RALPH McTELL, if he was a senior soccer player, would have been repeatedly capped for Ireland.

Not bad for one whose childhood in Croydon, South London, was spent playing in the bombed out sites of World War Two.

Everybody from the Queen can probably privately belt out the great English song he wrote, ''Streets of London.''

McTell also wrote one of the great Irish songs of the past half century, ''From Clare to Here.''

Forty years have passed now since The Fureys popularised that emigration anthem of missed Mass, hard drinking, unwritten letters home and hard, hard work. 

Both ballads were greeted with enthusiasm by an appreciative audience in the Hawks Well Theatre last night, Thursday.

Over the past half century McTell has busked on the streets and 'slept under the stars' in many major European capitals.

Brickie, Soldier

He has also a been a brickie and for a short time served in the British army.

In both he met young men from the Republic. McTell's immense respect for this country, which comes out in everything he does. It possibly began right there.

The past half decade of (half) opened doors has been immensely kind to his unmistakable voice. It is undiminished. Remarkable.

He has not rested on his laurels as the writer of one of the most famous songs in Europe this past half century.

He has just written a new song about how and why we commemorated the 100th anniversary of the Easter Rising, even tying in a famed line of Yeats.

Other songs in Sligo last night he wrote about and was inspired by people he admired.

Bob Dylan, Dylan Thomas, Luke Kelly, Rambling Jack Elliott, Woody Guthrie and ragtime pickers like the Rev Gary Davis.

Touching Tribute

His tribute to the genius of comedians Stan Laurel and Oliver Hardy was nuanced and touching.

Along with bombed out sites, his childhood neighbourhood had half a dozen cinemas from which to to choose.

Sligo Statues

McTell led a round of applause in the Hawks Well for the latest winner of the Nobel Prize for Literature.

Bob Dylan now joins a select club which includes two men whose statues are on the streets of Sligo town -- Tagore and Yeats.

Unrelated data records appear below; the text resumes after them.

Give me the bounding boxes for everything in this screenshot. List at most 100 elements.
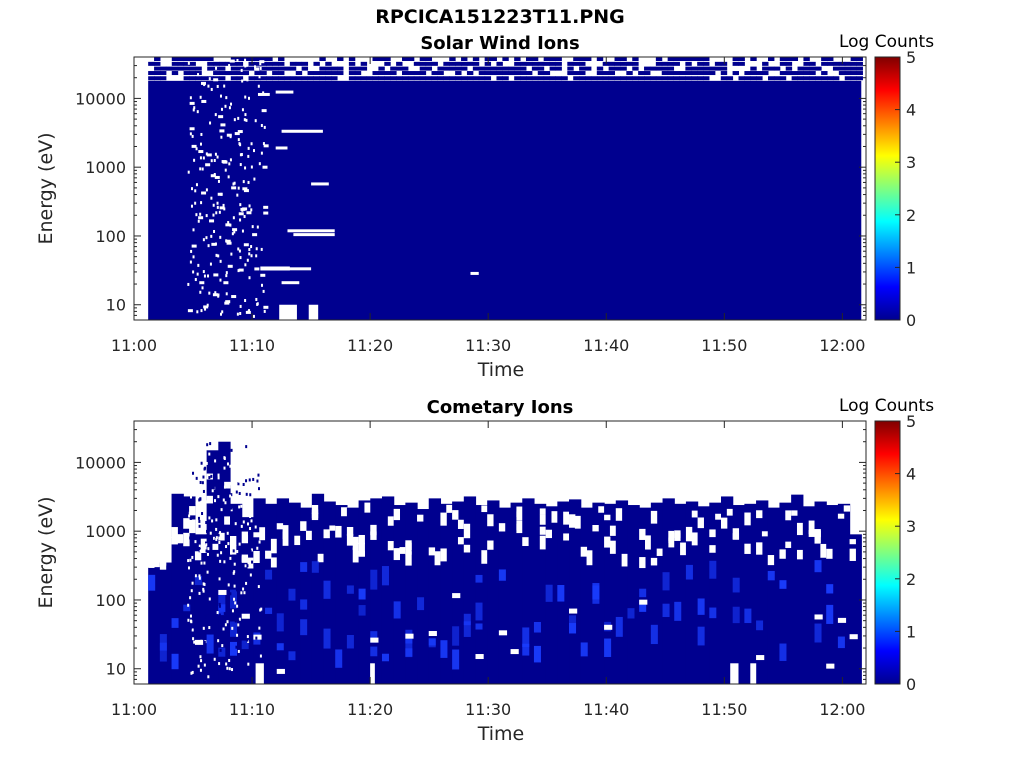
gap-cell xyxy=(779,549,786,559)
speckle-cell xyxy=(225,545,228,549)
heatmap-cell xyxy=(679,57,686,61)
heatmap-column xyxy=(194,534,208,684)
gap-cell xyxy=(750,663,757,684)
speckle-cell xyxy=(236,633,239,637)
heatmap-cell xyxy=(455,76,462,81)
gap-cell xyxy=(586,550,593,566)
heatmap-cell xyxy=(525,61,533,66)
heatmap-highlight xyxy=(300,562,308,572)
gap-cell xyxy=(814,614,823,620)
gap-cell xyxy=(189,132,192,136)
speckle-cell xyxy=(234,601,237,605)
speckle-cell xyxy=(260,518,263,522)
gap-cell xyxy=(293,233,335,237)
speckle-cell xyxy=(228,667,231,671)
heatmap-cell xyxy=(579,66,586,71)
heatmap-column xyxy=(393,505,406,684)
heatmap-cell xyxy=(195,57,202,61)
heatmap-cell xyxy=(313,71,320,76)
heatmap-cell xyxy=(230,57,238,61)
gap-cell xyxy=(220,312,223,316)
speckle-cell xyxy=(209,586,212,590)
gap-cell xyxy=(256,302,259,306)
speckle-cell xyxy=(246,638,249,642)
heatmap-cell xyxy=(667,61,675,66)
speckle-cell xyxy=(215,527,218,531)
speckle-cell xyxy=(234,522,237,526)
heatmap-cell xyxy=(579,57,586,61)
speckle-cell xyxy=(242,520,245,524)
heatmap-column xyxy=(159,562,173,684)
heatmap-cell xyxy=(484,71,492,76)
heatmap-column xyxy=(498,507,512,684)
gap-cell xyxy=(837,513,845,519)
heatmap-cell xyxy=(797,71,804,76)
gap-cell xyxy=(756,655,765,661)
gap-cell xyxy=(213,273,219,277)
heatmap-cell xyxy=(844,61,852,66)
heatmap-cell xyxy=(159,66,167,71)
speckle-cell xyxy=(231,668,234,672)
heatmap-highlight xyxy=(358,605,366,616)
heatmap-cell xyxy=(655,57,663,61)
gap-cell xyxy=(171,536,178,545)
heatmap-cell xyxy=(289,61,297,66)
gap-cell xyxy=(609,525,617,536)
speckle-cell xyxy=(221,644,224,648)
gap-cell xyxy=(189,101,195,105)
heatmap-cell xyxy=(803,61,810,66)
heatmap-cell xyxy=(620,61,627,66)
gap-cell xyxy=(189,519,196,534)
gap-cell xyxy=(205,236,208,240)
speckle-cell xyxy=(218,662,221,666)
gap-cell xyxy=(192,270,195,274)
heatmap-cell xyxy=(620,57,627,61)
speckle-cell xyxy=(244,564,247,568)
heatmap-highlight xyxy=(358,588,366,600)
speckle-cell xyxy=(198,576,201,580)
heatmap-highlight xyxy=(428,638,436,646)
speckle-cell xyxy=(228,658,231,662)
heatmap-cell xyxy=(738,57,745,61)
heatmap-cell xyxy=(779,57,787,61)
gap-cell xyxy=(820,543,827,558)
speckle-cell xyxy=(206,614,209,618)
heatmap-cell xyxy=(378,71,385,76)
gap-cell xyxy=(192,255,195,259)
speckle-cell xyxy=(199,549,202,553)
gap-cell xyxy=(604,514,611,521)
heatmap-cell xyxy=(396,66,403,71)
speckle-cell xyxy=(205,591,208,595)
heatmap-cell xyxy=(154,57,161,61)
heatmap-highlight xyxy=(615,616,623,637)
heatmap-cell xyxy=(378,57,385,61)
speckle-cell xyxy=(242,625,245,629)
gap-cell xyxy=(245,63,248,67)
heatmap-cell xyxy=(531,57,539,61)
heatmap-cell xyxy=(413,71,421,76)
speckle-cell xyxy=(234,615,237,619)
heatmap-cell xyxy=(555,61,562,66)
gap-cell xyxy=(194,201,197,205)
speckle-cell xyxy=(208,476,211,480)
gap-cell xyxy=(263,125,266,129)
gap-cell xyxy=(308,304,319,320)
speckle-cell xyxy=(194,574,197,578)
heatmap-cell xyxy=(472,66,480,71)
gap-cell xyxy=(732,533,740,540)
gap-cell xyxy=(756,510,763,519)
heatmap-cell xyxy=(685,71,692,76)
gap-cell xyxy=(224,481,231,489)
heatmap-cell xyxy=(165,66,173,71)
heatmap-cell xyxy=(413,61,421,66)
gap-cell xyxy=(244,95,247,99)
gap-cell xyxy=(250,245,253,249)
gap-cell xyxy=(370,531,377,540)
heatmap-cell xyxy=(443,66,450,71)
speckle-cell xyxy=(231,609,234,613)
heatmap-cell xyxy=(396,61,403,66)
speckle-cell xyxy=(210,474,213,478)
gap-cell xyxy=(260,273,266,277)
heatmap-cell xyxy=(844,66,852,71)
heatmap-highlight xyxy=(405,648,413,658)
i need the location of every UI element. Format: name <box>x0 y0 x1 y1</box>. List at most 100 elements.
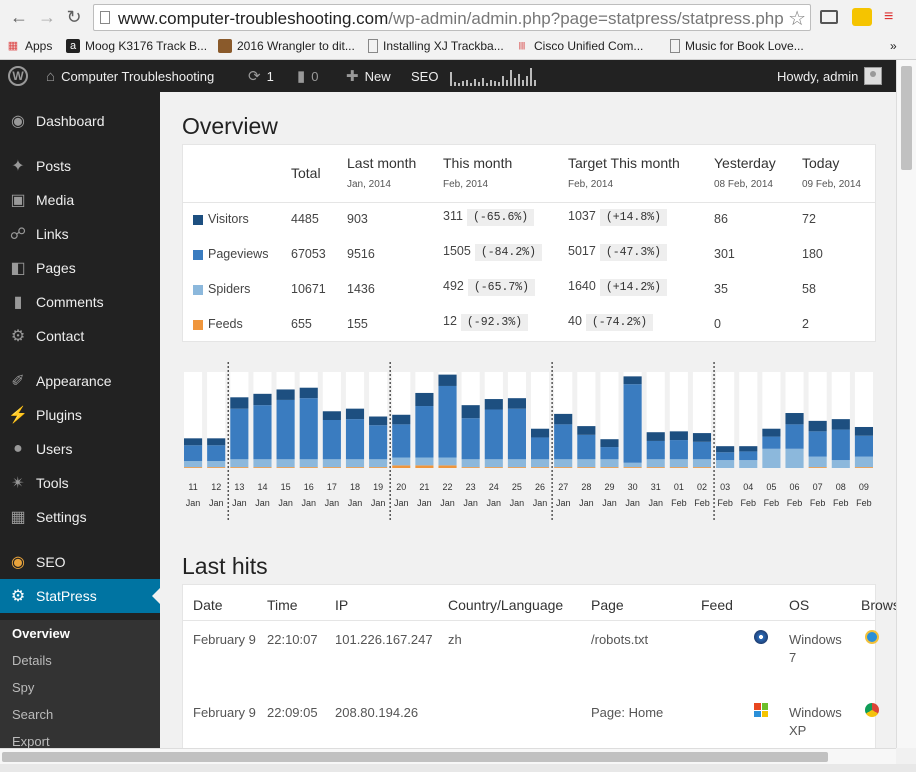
menu-media[interactable]: ▣ Media <box>0 183 160 217</box>
submenu-export[interactable]: Export <box>12 734 50 749</box>
new-content-link[interactable]: ✚ New <box>346 60 391 92</box>
vertical-scroll-thumb[interactable] <box>901 66 912 170</box>
menu-comments[interactable]: ▮ Comments <box>0 285 160 319</box>
vertical-scrollbar[interactable] <box>896 60 916 748</box>
menu-appearance[interactable]: ✐ Appearance <box>0 364 160 398</box>
bar-spiders <box>253 459 272 468</box>
x-tick-month: Jan <box>348 498 363 508</box>
bar-feeds <box>276 467 295 468</box>
stats-sparkline-icon[interactable] <box>450 60 540 92</box>
comments-link[interactable]: ▮ 0 <box>297 60 319 92</box>
bookmark-music[interactable]: Music for Book Love... <box>670 37 804 55</box>
menu-dashboard[interactable]: ◉ Dashboard <box>0 104 160 138</box>
x-tick-day: 01 <box>674 482 684 492</box>
updates-link[interactable]: ⟳ 1 <box>248 60 274 92</box>
menu-label: Posts <box>36 158 72 174</box>
spiders-this-month: 492 <box>443 279 464 293</box>
col-sub-target: Feb, 2014 <box>568 179 614 190</box>
menu-plugins[interactable]: ⚡ Plugins <box>0 398 160 432</box>
url-text[interactable]: www.computer-troubleshooting.com/wp-admi… <box>118 9 784 29</box>
x-tick-month: Jan <box>417 498 432 508</box>
bar-pageviews <box>692 441 712 460</box>
menu-icon[interactable]: ≡ <box>884 8 894 25</box>
howdy-text: Howdy, admin <box>777 68 859 84</box>
menu-statpress[interactable]: ⚙ StatPress <box>0 579 160 613</box>
address-bar[interactable]: www.computer-troubleshooting.com/wp-admi… <box>93 4 811 31</box>
url-host: www.computer-troubleshooting.com <box>118 9 389 28</box>
x-tick-month: Feb <box>764 498 780 508</box>
cast-icon[interactable] <box>820 10 838 24</box>
plug-icon: ⚡ <box>8 407 28 424</box>
horizontal-scrollbar[interactable] <box>0 748 896 764</box>
feeds-last-month: 155 <box>347 317 368 331</box>
x-tick-day: 19 <box>373 482 383 492</box>
col-header-ip: IP <box>335 597 349 613</box>
menu-label: Users <box>36 441 73 457</box>
feeds-target-cell: 40 (-74.2%) <box>568 314 654 331</box>
submenu-details[interactable]: Details <box>12 653 52 668</box>
visitors-total: 4485 <box>291 212 319 226</box>
bookmark-moog[interactable]: a Moog K3176 Track B... <box>66 37 207 55</box>
bookmark-label: 2016 Wrangler to dit... <box>237 39 355 53</box>
menu-posts[interactable]: ✦ Posts <box>0 149 160 183</box>
seo-link[interactable]: SEO <box>411 60 438 92</box>
bar-spiders <box>600 459 619 468</box>
menu-label: Settings <box>36 509 87 525</box>
bookmark-cisco[interactable]: ||| Cisco Unified Com... <box>515 37 644 55</box>
bar-feeds <box>808 467 827 468</box>
submenu-search[interactable]: Search <box>12 707 54 722</box>
url-path: /wp-admin/admin.php?page=statpress/statp… <box>388 9 784 28</box>
menu-contact[interactable]: ⚙ Contact <box>0 319 160 353</box>
menu-settings[interactable]: ▦ Settings <box>0 500 160 534</box>
menu-seo[interactable]: ◉ SEO <box>0 545 160 579</box>
hit-ip: 101.226.167.247 <box>335 632 433 647</box>
page-icon <box>368 39 378 53</box>
x-tick-month: Jan <box>255 498 270 508</box>
extension-icon[interactable] <box>852 8 872 26</box>
my-account-link[interactable]: Howdy, admin <box>777 60 883 92</box>
submenu-spy[interactable]: Spy <box>12 680 35 695</box>
forward-icon[interactable]: → <box>38 7 56 27</box>
bar-spiders <box>716 460 735 468</box>
bar-pageviews <box>577 434 596 460</box>
bar-visitors <box>461 405 480 419</box>
x-tick-month: Jan <box>625 498 640 508</box>
bar-pageviews <box>831 429 850 461</box>
menu-pages[interactable]: ◧ Pages <box>0 251 160 285</box>
bar-pageviews <box>253 405 272 460</box>
bookmark-installing[interactable]: Installing XJ Trackba... <box>368 37 504 55</box>
horizontal-scroll-thumb[interactable] <box>2 752 828 762</box>
x-tick-month: Feb <box>833 498 849 508</box>
submenu-overview[interactable]: Overview <box>12 626 70 641</box>
col-header-today: Today <box>802 155 840 171</box>
back-icon[interactable]: ← <box>10 7 28 27</box>
row-label-pageviews: Pageviews <box>208 247 269 261</box>
plus-icon: ✚ <box>346 68 359 85</box>
bar-visitors <box>322 411 341 420</box>
bar-visitors <box>692 433 712 442</box>
bar-feeds <box>438 465 457 468</box>
col-header-yesterday: Yesterday <box>714 155 776 171</box>
pageviews-legend-swatch <box>193 250 203 260</box>
bar-spiders <box>415 457 434 466</box>
bar-pageviews <box>623 384 642 463</box>
bookmarks-overflow[interactable]: » <box>890 39 897 53</box>
menu-tools[interactable]: ✴ Tools <box>0 466 160 500</box>
menu-links[interactable]: ☍ Links <box>0 217 160 251</box>
bar-visitors <box>369 416 388 426</box>
bookmark-apps[interactable]: ▦ Apps <box>6 37 53 55</box>
site-name-link[interactable]: ⌂ Computer Troubleshooting <box>46 60 214 92</box>
new-label: New <box>364 68 391 84</box>
bar-visitors <box>854 426 873 436</box>
menu-users[interactable]: ● Users <box>0 432 160 466</box>
bar-visitors <box>623 376 642 385</box>
bar-spiders <box>230 459 249 468</box>
bar-feeds <box>669 467 688 468</box>
reload-icon[interactable]: ↻ <box>66 7 82 27</box>
wordpress-logo-icon[interactable]: W <box>8 60 28 92</box>
bar-feeds <box>554 467 573 468</box>
bar-spiders <box>692 459 712 468</box>
bookmark-wrangler[interactable]: 2016 Wrangler to dit... <box>218 37 355 55</box>
bookmark-star-icon[interactable]: ☆ <box>788 8 806 30</box>
x-tick-day: 18 <box>350 482 360 492</box>
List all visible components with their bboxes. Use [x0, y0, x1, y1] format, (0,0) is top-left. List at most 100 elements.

McTell's encore last night paid homage to how Bob Dylan inspired his own generation to be both writers and singers.

Name Check

There was a name check in those lyrics for Suze Rotolo, the woman forever frozen (in our hearts) in that cover photo of 'The Freewheelin' Bob Dylan.'

The song gave us a sense of how far back that continuous creativity stretches; the photo was 1963, when winter came like, he said, ''a fist'' with the killing of Kennedy on our TV screens.

For 90 minutes last night Ralph McTell enthralled his Sligo audience with his solo show, enhanced just by his Gibson and Martin guitars, 12 strings and six strings.

Oh, and that harmonica, of course as he weaved in and out of decades past, humanely 'signing off' all our hurts, all our hopes. It's a gift, given.